Face Recognition

Welcome to face.com research

Our primary mission at face.com is to research and develop the most accurate face recognition technology, aimed to tackle the challenging photos of the web. Working with photos on the web means working with huge amounts of data and also dealing with unconstrained conditions. Such photos are generaly taken in difficult settings, where the faces are not necessarily frontal, nor well lit and may be partly occluded or taken with low resolution cameras. Hence, unconstrained face recognition is very different from the conservative one which is generally employed in security facilities, border control and other controlled spaces. We have decided to promote the face recognition research community by sharing some of our research activities and tools in order to advance the field.
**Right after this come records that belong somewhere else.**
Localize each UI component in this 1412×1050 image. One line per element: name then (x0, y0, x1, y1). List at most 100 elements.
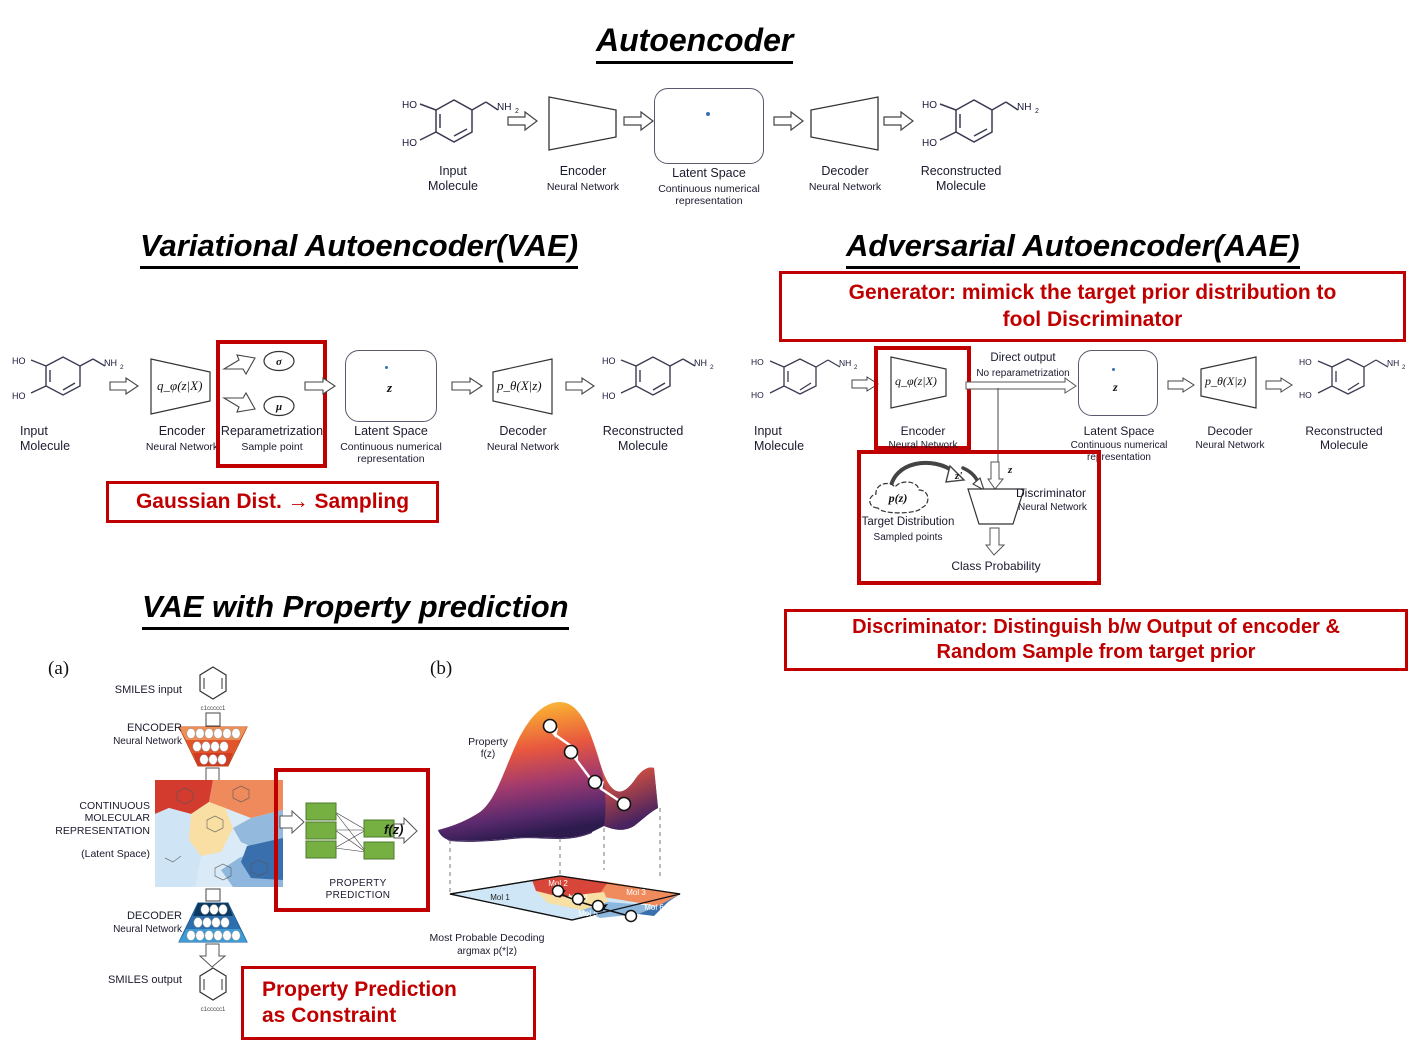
vae-latent-label: Latent Space (354, 424, 428, 438)
panel-a-decoder-up-connector (205, 888, 221, 902)
aae-target-distribution-label: Target Distribution (861, 516, 955, 528)
aae-discriminator-label: Discriminator (1016, 486, 1087, 500)
vae-input-label: Input Molecule (20, 424, 71, 453)
aae-arrow-to-latent (965, 377, 1077, 394)
svg-text:μ: μ (275, 401, 282, 413)
mol-region-3: Mol 3 (626, 888, 646, 897)
aae-arrow-3 (1265, 377, 1293, 393)
svg-text:HO: HO (12, 391, 26, 401)
panel-a-encoder-sublabel: Neural Network (113, 736, 182, 747)
aae-generator-callout: Generator: mimick the target prior distr… (779, 271, 1406, 342)
svg-text:HO: HO (751, 357, 764, 367)
vae-repar-label: Reparametrization (220, 424, 324, 438)
svg-text:HO: HO (602, 356, 616, 366)
panel-a-input-connector (205, 712, 221, 727)
vae-arrow-1 (109, 376, 139, 396)
aae-output-molecule-structure: HO HO NH 2 (1299, 357, 1406, 400)
vae-mu-arrow (222, 391, 256, 413)
ae-decoder-sublabel: Neural Network (808, 181, 882, 193)
autoencoder-title: Autoencoder (596, 22, 794, 64)
ae-decoder-shape (810, 96, 879, 151)
svg-text:HO: HO (402, 138, 417, 149)
aae-branch-down-line (997, 388, 999, 466)
svg-text:HO: HO (402, 100, 417, 111)
property-prediction-callout: Property Prediction as Constraint (241, 966, 536, 1040)
ae-input-label: Input Molecule (427, 164, 479, 193)
ae-encoder-label: Encoder (559, 164, 607, 178)
vae-latent-z: z (387, 380, 393, 395)
vae-latent-point (385, 366, 388, 369)
vae-decoder-math: p_θ(X|z) (497, 378, 542, 393)
panel-a-tag: (a) (48, 658, 70, 679)
vae-encoder-math: q_φ(z|X) (157, 378, 203, 393)
aae-input-label: Input Molecule (754, 424, 805, 453)
aae-arrow-2 (1167, 377, 1195, 393)
panel-b-property-fn: f(z) (480, 749, 496, 760)
svg-text:2: 2 (854, 365, 858, 371)
aae-latent-z: z (1113, 380, 1118, 394)
panel-a-input-benzene: c1ccccc1 (199, 666, 227, 712)
vae-encoder-label: Encoder (158, 424, 206, 438)
panel-b-property-label: Property (468, 736, 508, 748)
aae-decoder-label: Decoder (1207, 424, 1253, 438)
property-prediction-network (279, 802, 418, 860)
continuous-molecular-representation-map (155, 780, 283, 887)
svg-text:NH: NH (1017, 102, 1031, 113)
ae-latent-sublabel: Continuous numerical representation (658, 183, 760, 208)
aae-decoder-math: p_θ(X|z) (1205, 374, 1247, 388)
svg-text:NH: NH (839, 358, 851, 368)
decoder-funnel-shape (178, 902, 248, 943)
aae-arrow-1 (851, 376, 879, 392)
svg-text:HO: HO (1299, 357, 1312, 367)
vae-sigma-node: σ (263, 350, 295, 372)
svg-text:NH: NH (694, 358, 707, 368)
vae-title: Variational Autoencoder(VAE) (140, 228, 579, 269)
vae-decoder-label: Decoder (499, 424, 547, 438)
aae-latent-point (1112, 368, 1115, 371)
aae-decoder-sublabel: Neural Network (1195, 440, 1265, 451)
aae-target-distribution-cloud: p(z) (869, 481, 929, 514)
panel-a-encoder-label: ENCODER (126, 722, 182, 734)
aae-class-probability-label: Class Probability (951, 559, 1041, 573)
aae-class-probability-arrow (984, 527, 1006, 556)
ae-encoder-sublabel: Neural Network (546, 181, 620, 193)
svg-text:p(z): p(z) (888, 491, 908, 505)
property-landscape-surface-plot: Mol 2 Mol 3 Mol 4 Mol 1 Mol 5 Mol 6 (438, 702, 681, 923)
mol-region-6: Mol 6 (644, 903, 664, 912)
vae-gaussian-callout: Gaussian Dist. → Sampling (106, 481, 439, 523)
aae-direct-output-label: Direct output (990, 352, 1056, 364)
svg-text:2: 2 (710, 364, 714, 371)
encoder-funnel-shape (178, 726, 248, 767)
ae-encoder-shape (548, 96, 617, 151)
aae-latent-sublabel: Continuous numerical representation (1070, 440, 1168, 463)
svg-text:NH: NH (1387, 358, 1399, 368)
svg-text:HO: HO (922, 138, 937, 149)
panel-a-latent-label: CONTINUOUS MOLECULAR REPRESENTATION (55, 800, 150, 837)
ae-arrow-3 (773, 110, 804, 132)
smiles-string-out: c1ccccc1 (201, 1007, 226, 1013)
vae-property-title: VAE with Property prediction (142, 589, 569, 630)
aae-discriminator-sublabel: Neural Network (1018, 502, 1087, 513)
ae-latent-label: Latent Space (672, 166, 746, 180)
panel-a-decoder-sublabel: Neural Network (113, 924, 182, 935)
vae-input-molecule-structure: HO HO NH 2 (12, 356, 124, 401)
vae-output-label: Reconstructed Molecule (602, 424, 684, 453)
aae-encoder-math: q_φ(z|X) (895, 374, 937, 388)
output-molecule-structure: HO HO NH 2 (922, 99, 1039, 149)
vae-arrow-4 (565, 376, 595, 396)
ae-arrow-2 (623, 110, 654, 132)
svg-text:HO: HO (602, 391, 616, 401)
property-prediction-output-fn: f(z) (384, 822, 404, 837)
smiles-output-label: SMILES output (108, 974, 182, 986)
aae-title: Adversarial Autoencoder(AAE) (846, 228, 1300, 269)
svg-text:NH: NH (104, 358, 117, 368)
panel-b-decoding-label: Most Probable Decoding (429, 932, 545, 944)
panel-b-tag: (b) (430, 658, 453, 679)
svg-text:HO: HO (12, 356, 26, 366)
aae-discriminator-callout: Discriminator: Distinguish b/w Output of… (784, 609, 1408, 671)
input-molecule-structure: HO HO NH 2 (402, 99, 519, 149)
aae-encoder-sublabel: Neural Network (888, 440, 958, 451)
vae-decoder-sublabel: Neural Network (486, 441, 560, 453)
svg-text:2: 2 (1402, 365, 1406, 371)
property-prediction-inset-label: PROPERTY PREDICTION (325, 878, 391, 901)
New: Improved Recognition Results

We are glad to announce a major improvement in our core technology, greatly boosting recognition performance. There's still fine tuning, tweaking and testing to be done, but we expect to make it available through the API soon. We'd like to share this with the research community first, presenting some preliminary metrics and visualizations.

  • Error rates have been reduced by approx. 30% in the average performance.
  • At zero false positives (errors), we have almost doubled the best recall rate to date. i.e. in selected benchmarks, requiring the new algorithm to never answer mistakenly, it will return twice the number of correct answers than it previously did.
  • We boast many more high-confidence recognitions than before - not just saying who it is, but saying it with high confidence
  • Overall more robustness to aging, pose, expression and illumination factors imposed in photos.
  • Improved performance for models that have been constructed from a single photo.

We've also employed face.com's next face recognition engine to the Labeled Faces in the Wild (LFW) benchmark which has become the de-facto standard testbed for unconstrained face recognition, without any dataset specific pre-tuning. The obtained mean accuracy is 91.3% +/- 0.3, achieved on the test set. Notably, much of the obtained improvement is achieved at the high-valued performance range of low false positive rate.